Os sapatos desempenham um papel central na narrativa do filme. Eles são entregues a Dorothy (Judy Garland) depois da morte acidental da Bruxa Malvada do Leste e se tornam um símbolo de poder e proteção.
Além de ser um objeto de desejo, o par de sapatos também representa a jornada pessoal de Dorothy e sua capacidade de encontrar o caminho de volta para casa, pois bastavam três batidas de salto para realizar o desejo.
Um tesouro esquecido às traças
Vários pares de sapatos de rubi foram produzidos para o filme, como era prática comum em Hollywood para garantir substituições em caso de desgaste durante as filmagens. Pelo menos cinco pares são conhecidos hoje, mas acredita-se que outros possam existir. O par mais famoso é aquele exposto no Instituto Smithsoniano, mas nem sempre foi assim.

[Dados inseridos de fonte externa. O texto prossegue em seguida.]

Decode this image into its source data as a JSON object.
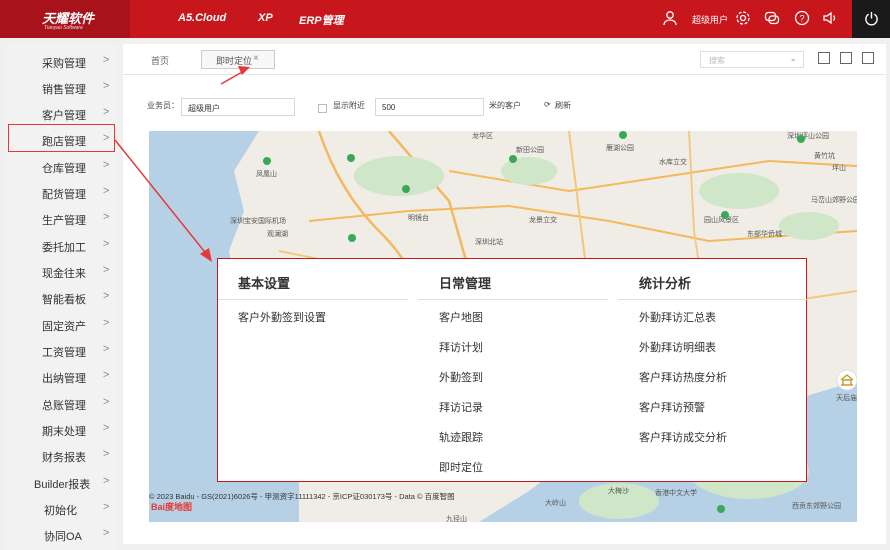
{
  "topbar": {
    "brand_cn": "天耀软件",
    "brand_en": "Tianyao Software",
    "nav": [
      "A5.Cloud",
      "XP",
      "ERP管理"
    ],
    "user_label": "超级用户"
  },
  "sidebar": {
    "items": [
      "采购管理",
      "销售管理",
      "客户管理",
      "跑店管理",
      "仓库管理",
      "配货管理",
      "生产管理",
      "委托加工",
      "现金往来",
      "智能看板",
      "固定资产",
      "工资管理",
      "出纳管理",
      "总账管理",
      "期末处理",
      "财务报表",
      "Builder报表",
      "初始化",
      "协同OA"
    ],
    "active_index": 3
  },
  "tabs": {
    "home": "首页",
    "active": "即时定位",
    "close": "×"
  },
  "search": {
    "placeholder": "搜索"
  },
  "filter": {
    "salesman_label": "业务员：",
    "salesman_value": "超级用户",
    "show_nearby_label": "显示附近",
    "distance_value": "500",
    "distance_suffix": "米的客户",
    "refresh_label": "刷新"
  },
  "map": {
    "labels": [
      "龙华区",
      "新田公园",
      "雁湖公园",
      "水库立交",
      "黄竹坑",
      "深圳坪山公园",
      "坪山",
      "凤凰山",
      "宝安",
      "宝安国际机场",
      "观澜湖",
      "深圳宝安国际机场",
      "明镜台",
      "深圳北站",
      "龙景立交",
      "马峦山郊野公园",
      "东部华侨城",
      "园山风景区",
      "大梅沙",
      "香港中文大学",
      "西贡东郊野公园",
      "大岭山",
      "天后庙",
      "九径山"
    ],
    "attribution": "© 2023 Baidu - GS(2021)6026号 - 甲测资字11111342 - 京ICP证030173号 - Data © 百度智图",
    "baidu_logo": "Bai度地图"
  },
  "popup": {
    "columns": [
      {
        "title": "基本设置",
        "items": [
          "客户外勤签到设置"
        ]
      },
      {
        "title": "日常管理",
        "items": [
          "客户地图",
          "拜访计划",
          "外勤签到",
          "拜访记录",
          "轨迹跟踪",
          "即时定位"
        ]
      },
      {
        "title": "统计分析",
        "items": [
          "外勤拜访汇总表",
          "外勤拜访明细表",
          "客户拜访热度分析",
          "客户拜访预警",
          "客户拜访成交分析"
        ]
      }
    ]
  },
  "colors": {
    "brand_red": "#c8161d",
    "map_water": "#b6d1e5",
    "map_land": "#efede6",
    "green_area": "#cfe6c8"
  }
}
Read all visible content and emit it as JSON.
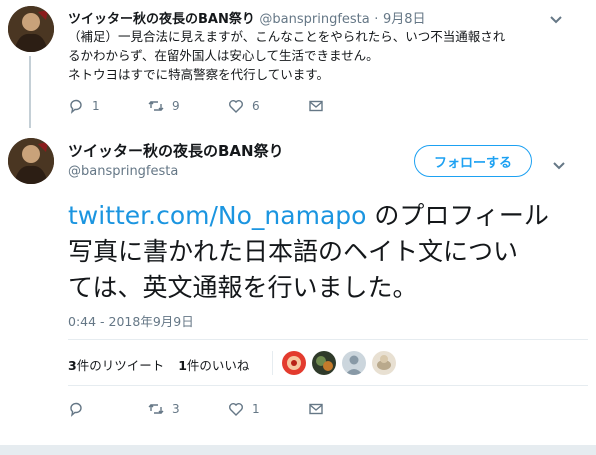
{
  "reply_tweet": {
    "name": "ツイッター秋の夜長のBAN祭り",
    "handle": "@banspringfesta",
    "separator": "·",
    "date": "9月8日",
    "text_lines": [
      "（補足）一見合法に見えますが、こんなことをやられたら、いつ不当通報され",
      "るかわからず、在留外国人は安心して生活できません。",
      "ネトウヨはすでに特高警察を代行しています。"
    ],
    "reply_count": "1",
    "retweet_count": "9",
    "like_count": "6"
  },
  "main_tweet": {
    "name": "ツイッター秋の夜長のBAN祭り",
    "handle": "@banspringfesta",
    "follow_label": "フォローする",
    "link_text": "twitter.com/No_namapo",
    "line1_rest": " のプロフィール",
    "line2": "写真に書かれた日本語のヘイト文につい",
    "line3": "ては、英文通報を行いました。",
    "timestamp": "0:44 - 2018年9月9日",
    "retweets_num": "3",
    "retweets_label": "件のリツイート",
    "likes_num": "1",
    "likes_label": "件のいいね",
    "reply_count": "",
    "retweet_count": "3",
    "like_count": "1"
  },
  "icons": [
    "reply-icon",
    "retweet-icon",
    "like-icon",
    "message-icon",
    "chevron-down-icon"
  ],
  "colors": {
    "accent": "#1da1f2",
    "link": "#1b95e0",
    "muted": "#657786",
    "thread": "#c4cfd6"
  }
}
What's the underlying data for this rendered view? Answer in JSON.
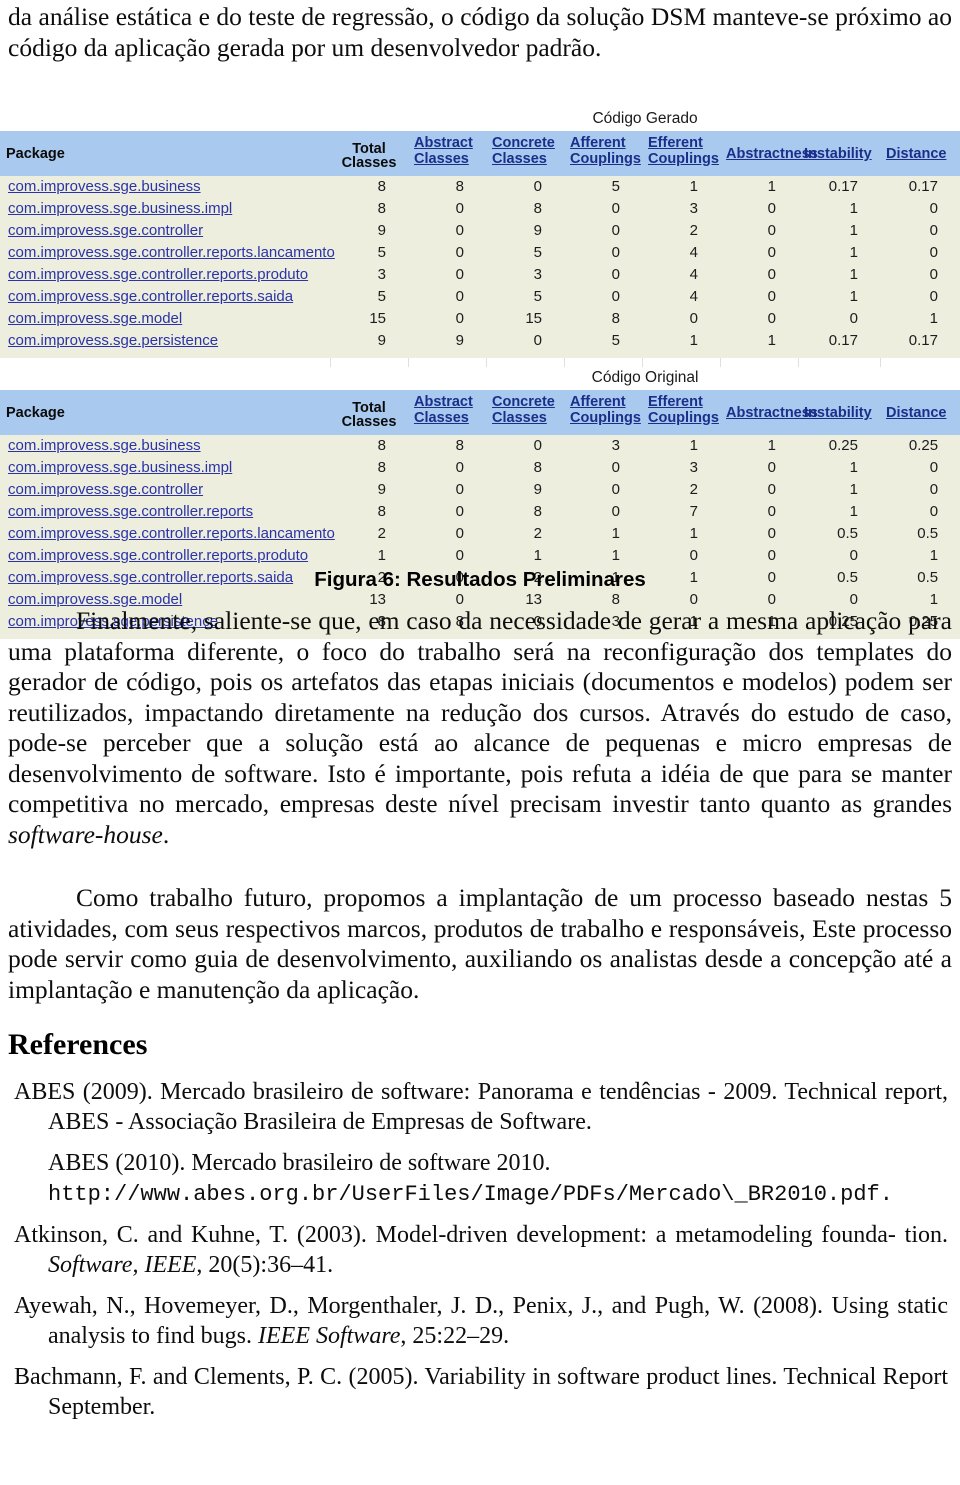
{
  "document": {
    "top_paragraph": "da análise estática e do teste de regressão, o código da solução DSM manteve-se próximo ao código da aplicação gerada por um desenvolvedor padrão.",
    "figure_caption": "Figura 6: Resultados Preliminares",
    "paragraph_1": "Finalmente, saliente-se que, em caso da necessidade de gerar a mesma aplicação para uma plataforma diferente, o foco do trabalho será na reconfiguração dos templates do gerador de código, pois os artefatos das etapas iniciais (documentos e modelos) podem ser reutilizados, impactando diretamente na redução dos cursos. Através do estudo de caso, pode-se perceber que a solução está ao alcance de pequenas e micro empresas de desenvolvimento de software. Isto é importante, pois refuta a idéia de que para se manter competitiva no mercado, empresas deste nível precisam investir tanto quanto as grandes ",
    "paragraph_1_italic": "software-house",
    "paragraph_1_end": ".",
    "paragraph_2": "Como trabalho futuro, propomos a implantação de um processo baseado nestas 5 atividades, com seus respectivos marcos, produtos de trabalho e responsáveis, Este processo pode servir como guia de desenvolvimento, auxiliando os analistas desde a concepção até a implantação e manutenção da aplicação.",
    "references_heading": "References"
  },
  "tables": [
    {
      "caption": "Código Gerado",
      "columns": [
        "Package",
        "Total Classes",
        "Abstract Classes",
        "Concrete Classes",
        "Afferent Couplings",
        "Efferent Couplings",
        "Abstractness",
        "Instability",
        "Distance"
      ],
      "rows": [
        {
          "package": "com.improvess.sge.business",
          "total_classes": "8",
          "abstract_classes": "8",
          "concrete_classes": "0",
          "afferent_couplings": "5",
          "efferent_couplings": "1",
          "abstractness": "1",
          "instability": "0.17",
          "distance": "0.17"
        },
        {
          "package": "com.improvess.sge.business.impl",
          "total_classes": "8",
          "abstract_classes": "0",
          "concrete_classes": "8",
          "afferent_couplings": "0",
          "efferent_couplings": "3",
          "abstractness": "0",
          "instability": "1",
          "distance": "0"
        },
        {
          "package": "com.improvess.sge.controller",
          "total_classes": "9",
          "abstract_classes": "0",
          "concrete_classes": "9",
          "afferent_couplings": "0",
          "efferent_couplings": "2",
          "abstractness": "0",
          "instability": "1",
          "distance": "0"
        },
        {
          "package": "com.improvess.sge.controller.reports.lancamento",
          "total_classes": "5",
          "abstract_classes": "0",
          "concrete_classes": "5",
          "afferent_couplings": "0",
          "efferent_couplings": "4",
          "abstractness": "0",
          "instability": "1",
          "distance": "0"
        },
        {
          "package": "com.improvess.sge.controller.reports.produto",
          "total_classes": "3",
          "abstract_classes": "0",
          "concrete_classes": "3",
          "afferent_couplings": "0",
          "efferent_couplings": "4",
          "abstractness": "0",
          "instability": "1",
          "distance": "0"
        },
        {
          "package": "com.improvess.sge.controller.reports.saida",
          "total_classes": "5",
          "abstract_classes": "0",
          "concrete_classes": "5",
          "afferent_couplings": "0",
          "efferent_couplings": "4",
          "abstractness": "0",
          "instability": "1",
          "distance": "0"
        },
        {
          "package": "com.improvess.sge.model",
          "total_classes": "15",
          "abstract_classes": "0",
          "concrete_classes": "15",
          "afferent_couplings": "8",
          "efferent_couplings": "0",
          "abstractness": "0",
          "instability": "0",
          "distance": "1"
        },
        {
          "package": "com.improvess.sge.persistence",
          "total_classes": "9",
          "abstract_classes": "9",
          "concrete_classes": "0",
          "afferent_couplings": "5",
          "efferent_couplings": "1",
          "abstractness": "1",
          "instability": "0.17",
          "distance": "0.17"
        }
      ]
    },
    {
      "caption": "Código Original",
      "columns": [
        "Package",
        "Total Classes",
        "Abstract Classes",
        "Concrete Classes",
        "Afferent Couplings",
        "Efferent Couplings",
        "Abstractness",
        "Instability",
        "Distance"
      ],
      "rows": [
        {
          "package": "com.improvess.sge.business",
          "total_classes": "8",
          "abstract_classes": "8",
          "concrete_classes": "0",
          "afferent_couplings": "3",
          "efferent_couplings": "1",
          "abstractness": "1",
          "instability": "0.25",
          "distance": "0.25"
        },
        {
          "package": "com.improvess.sge.business.impl",
          "total_classes": "8",
          "abstract_classes": "0",
          "concrete_classes": "8",
          "afferent_couplings": "0",
          "efferent_couplings": "3",
          "abstractness": "0",
          "instability": "1",
          "distance": "0"
        },
        {
          "package": "com.improvess.sge.controller",
          "total_classes": "9",
          "abstract_classes": "0",
          "concrete_classes": "9",
          "afferent_couplings": "0",
          "efferent_couplings": "2",
          "abstractness": "0",
          "instability": "1",
          "distance": "0"
        },
        {
          "package": "com.improvess.sge.controller.reports",
          "total_classes": "8",
          "abstract_classes": "0",
          "concrete_classes": "8",
          "afferent_couplings": "0",
          "efferent_couplings": "7",
          "abstractness": "0",
          "instability": "1",
          "distance": "0"
        },
        {
          "package": "com.improvess.sge.controller.reports.lancamento",
          "total_classes": "2",
          "abstract_classes": "0",
          "concrete_classes": "2",
          "afferent_couplings": "1",
          "efferent_couplings": "1",
          "abstractness": "0",
          "instability": "0.5",
          "distance": "0.5"
        },
        {
          "package": "com.improvess.sge.controller.reports.produto",
          "total_classes": "1",
          "abstract_classes": "0",
          "concrete_classes": "1",
          "afferent_couplings": "1",
          "efferent_couplings": "0",
          "abstractness": "0",
          "instability": "0",
          "distance": "1"
        },
        {
          "package": "com.improvess.sge.controller.reports.saida",
          "total_classes": "2",
          "abstract_classes": "0",
          "concrete_classes": "2",
          "afferent_couplings": "1",
          "efferent_couplings": "1",
          "abstractness": "0",
          "instability": "0.5",
          "distance": "0.5"
        },
        {
          "package": "com.improvess.sge.model",
          "total_classes": "13",
          "abstract_classes": "0",
          "concrete_classes": "13",
          "afferent_couplings": "8",
          "efferent_couplings": "0",
          "abstractness": "0",
          "instability": "0",
          "distance": "1"
        },
        {
          "package": "com.improvess.sge.persistence",
          "total_classes": "8",
          "abstract_classes": "8",
          "concrete_classes": "0",
          "afferent_couplings": "3",
          "efferent_couplings": "1",
          "abstractness": "1",
          "instability": "0.25",
          "distance": "0.25"
        }
      ]
    }
  ],
  "references": [
    {
      "id": "abes-2009",
      "text": "ABES (2009). Mercado brasileiro de software: Panorama e tendências - 2009. Technical report, ABES - Associação Brasileira de Empresas de Software."
    },
    {
      "id": "abes-2010",
      "lead": "ABES (2010). Mercado brasileiro de software 2010.",
      "url": "http://www.abes.org.br/UserFiles/Image/PDFs/Mercado\\_BR2010.pdf."
    },
    {
      "id": "atkinson-kuhne-2003",
      "pre": "Atkinson, C. and Kuhne, T. (2003). Model-driven development: a metamodeling founda- tion. ",
      "italic": "Software, IEEE",
      "post": ", 20(5):36–41."
    },
    {
      "id": "ayewah-2008",
      "pre": "Ayewah, N., Hovemeyer, D., Morgenthaler, J. D., Penix, J., and Pugh, W. (2008). Using static analysis to find bugs. ",
      "italic": "IEEE Software",
      "post": ", 25:22–29."
    },
    {
      "id": "bachmann-clements-2005",
      "text": "Bachmann, F. and Clements, P. C. (2005). Variability in software product lines. Technical Report September."
    }
  ],
  "colors": {
    "header_background": "#a9c9ef",
    "row_background": "#edeede",
    "link": "#2b33a8",
    "header_link": "#1b2f8a",
    "page_background": "#ffffff"
  }
}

Em 1969, o antigo sistema dos estúdios desmoronou sob o controle de Wall Street, e a MGM foi vendida ao magnata Kirk Kerkorian. Ele não se importava com a história de Hollywood, queria apenas o terreno do estúdio, onde pretendia construir enormes condomínios. Antes disso, o empresário precisou esvaziar o conteúdo dos galpões.
Por apenas US$ 1,5 milhão, o veterano leiloeiro David Weisz comprou tudo o que está armazenado lá, como navios, trens, tanques, aeronaves, carros, móveis, adereços e figurinos de 50 anos de cinema.
Neste cenário, surgiu o jovem nova-iorquino Kent Warner, fã ávido da Era de Ouro de Hollywood e conhecedor da história do cinema. Ele chegou a Hollywood na década de 1960, quando conseguiu um emprego em uma locadora de figurinos. Assim, presenciou os estúdios jogarem fora suas próprias histórias.
Warner começou, então, a resgatar figurinos de forma clandestina, desde vestidos de Ginger Rogers até casacos de Clark Gable. Ele foi reconhecido por salvar as roupas da destruição e as preservar para a posteridade histórica. No começo de 1970, Weisz contratou Warner para organizar a vasta coleção de figurinos da MGM, cerca de 350 mil peças separadas, e preparar um leilão.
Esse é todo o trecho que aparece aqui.